Keysafe securely backs up a gpg secret key or other short secret to the cloud.
This is not intended for storing Debian Developer keys that yield root on
ten million systems. It's about making it possible for users to use gpg who
currently don't, and who would find it too hard to use
paperkey to back
up and restore their key as they reinstall their laptop.
Not yet ready for production use! Needs security review! May run over your dog! Not suitable for bitcoin keys!
See screenshots. (Keysafe can also run in text mode in a terminal.)
How it works, basically
The secret key is encrypted using a password, and is split into three shards, and each is uploaded to a server run by a different entity. Any two of the shards are sufficient to recover the original key. So any one server can go down and you can still recover the key.
Keysafe checks your password strength (using the excellent but not perfect zxcvbn library), and shows an estimate of the cost to crack your password, before backing up the key.
(Above is for the password "makesad spindle stick")
Keysafe is designed so that it should take millions of dollars of computer time to crack any fairly good password. (This is accomplished using Argon2.) With a truely good password, such as four random words, the cracking cost should be many trillions of dollars.
The password is the most important line of defense, but keysafe's design also makes it hard for an attacker to even find your encrypted secret key.

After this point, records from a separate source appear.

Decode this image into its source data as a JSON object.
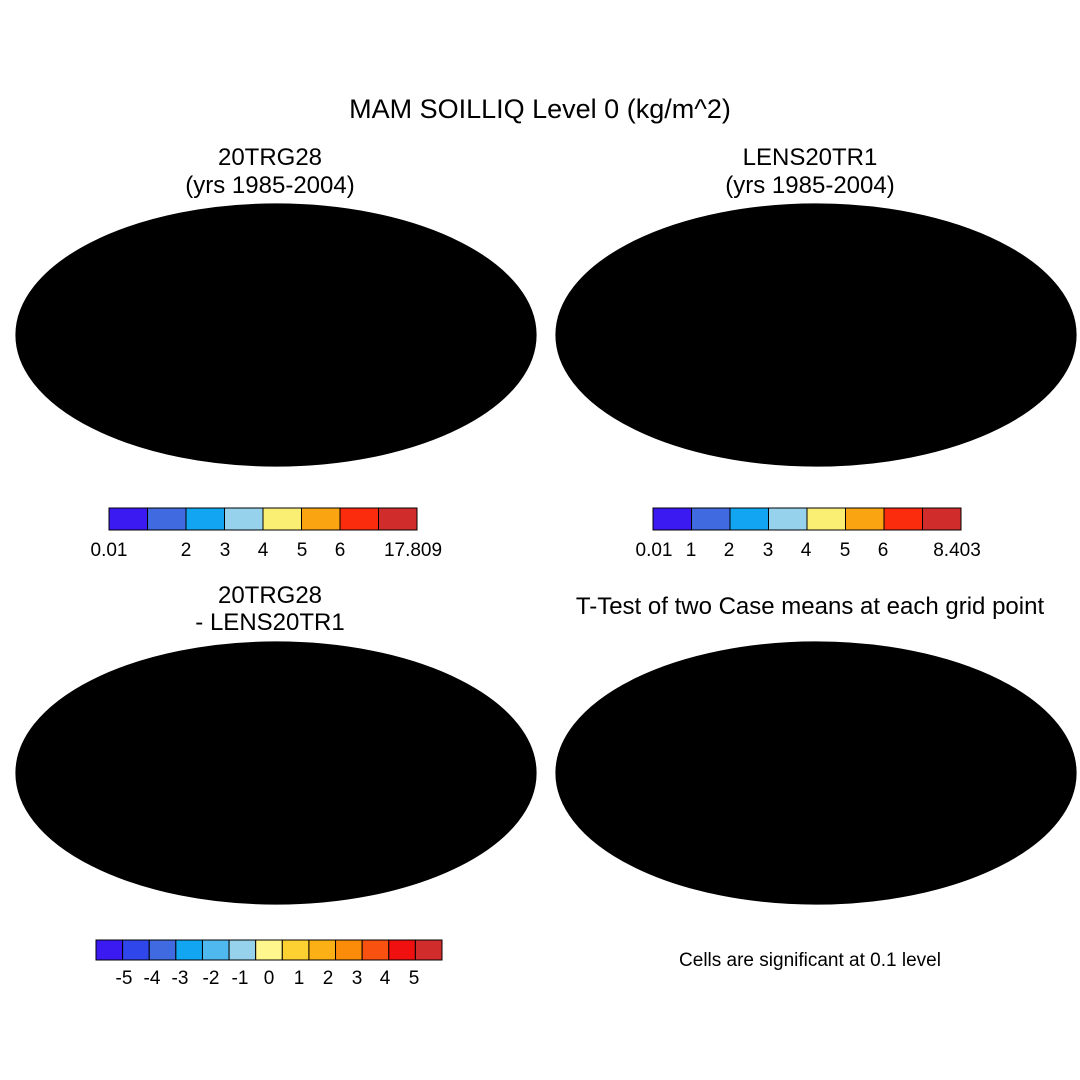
{
  "title": "MAM SOILLIQ Level 0 (kg/m^2)",
  "panels": [
    {
      "id": "p1",
      "title1": "20TRG28",
      "title2": "(yrs 1985-2004)"
    },
    {
      "id": "p2",
      "title1": "LENS20TR1",
      "title2": "(yrs 1985-2004)"
    },
    {
      "id": "p3",
      "title1": "20TRG28",
      "title2": "- LENS20TR1"
    },
    {
      "id": "p4",
      "title1": "T-Test of two Case means at each grid point",
      "title2": ""
    }
  ],
  "colorbars": [
    {
      "id": "cb1",
      "colors": [
        "#3a1af0",
        "#3f6ae0",
        "#12a5f2",
        "#96d2ec",
        "#fbef73",
        "#fba412",
        "#fa2c0d",
        "#d02c2c"
      ],
      "labels": [
        "0.01",
        "",
        "2",
        "3",
        "4",
        "5",
        "6",
        "",
        "17.809"
      ]
    },
    {
      "id": "cb2",
      "colors": [
        "#3a1af0",
        "#3f6ae0",
        "#12a5f2",
        "#96d2ec",
        "#fbef73",
        "#fba412",
        "#fa2c0d",
        "#d02c2c"
      ],
      "labels": [
        "0.01",
        "1",
        "2",
        "3",
        "4",
        "5",
        "6",
        "",
        "8.403"
      ]
    },
    {
      "id": "cb3",
      "colors": [
        "#3a1af0",
        "#2f46ea",
        "#3f6ae0",
        "#12a5f2",
        "#4fb8ef",
        "#96d2ec",
        "#fff68e",
        "#fdd131",
        "#fbb016",
        "#fb8c0a",
        "#f9510f",
        "#f01010",
        "#d02c2c"
      ],
      "labels": [
        "",
        "-5",
        "-4",
        "-3",
        "-2",
        "-1",
        "0",
        "1",
        "2",
        "3",
        "4",
        "5",
        "",
        ""
      ]
    }
  ],
  "note": "Cells are significant at 0.1 level",
  "colors": {
    "ttest_red": "#f50c0c",
    "ocean": "#ffffff",
    "coastline": "#000000"
  }
}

Here's a video explaining keysafe:
keysafe 0.20170122 released with these changes
- Adjust cabal bounds to allow building with ghc 8.0. However, the stack.yaml is still using an old LTS version to avoid polynomial's failure to build with ghc 8.0 (https://github.com/mokus0/polynomial/issues/8)
- Clarify that dollars in cost estimates are USD.
- Keysafe has a new website, https://keysafe.branchable.com/
Keysafe is now available in Debian experimental. Install it from there, or from source.
git clone git://keysafe.branchable.com/ keysafe or
git clone https://git.joeyh.name/git/keysafe.git/
All tags and commits in this repository are gpg signed, and you should verify the signature before using it.
Building from source
You should first install Haskell's stack tool, the readline and argon2 libraries, and zenity. For example, on a Debian system:
sudo apt-get install haskell-stack libreadline-dev libargon2-0-dev zenity
Then to build and install keysafe, cd into its source tree and run:
Note that there is a manpage, but stack doesn't install it yet.
See servers for information on the keysafe servers.
Keysafe is licensed under the terms of the AGPL 3+
Thanks to Anthony Towns for his help with keysafe's design.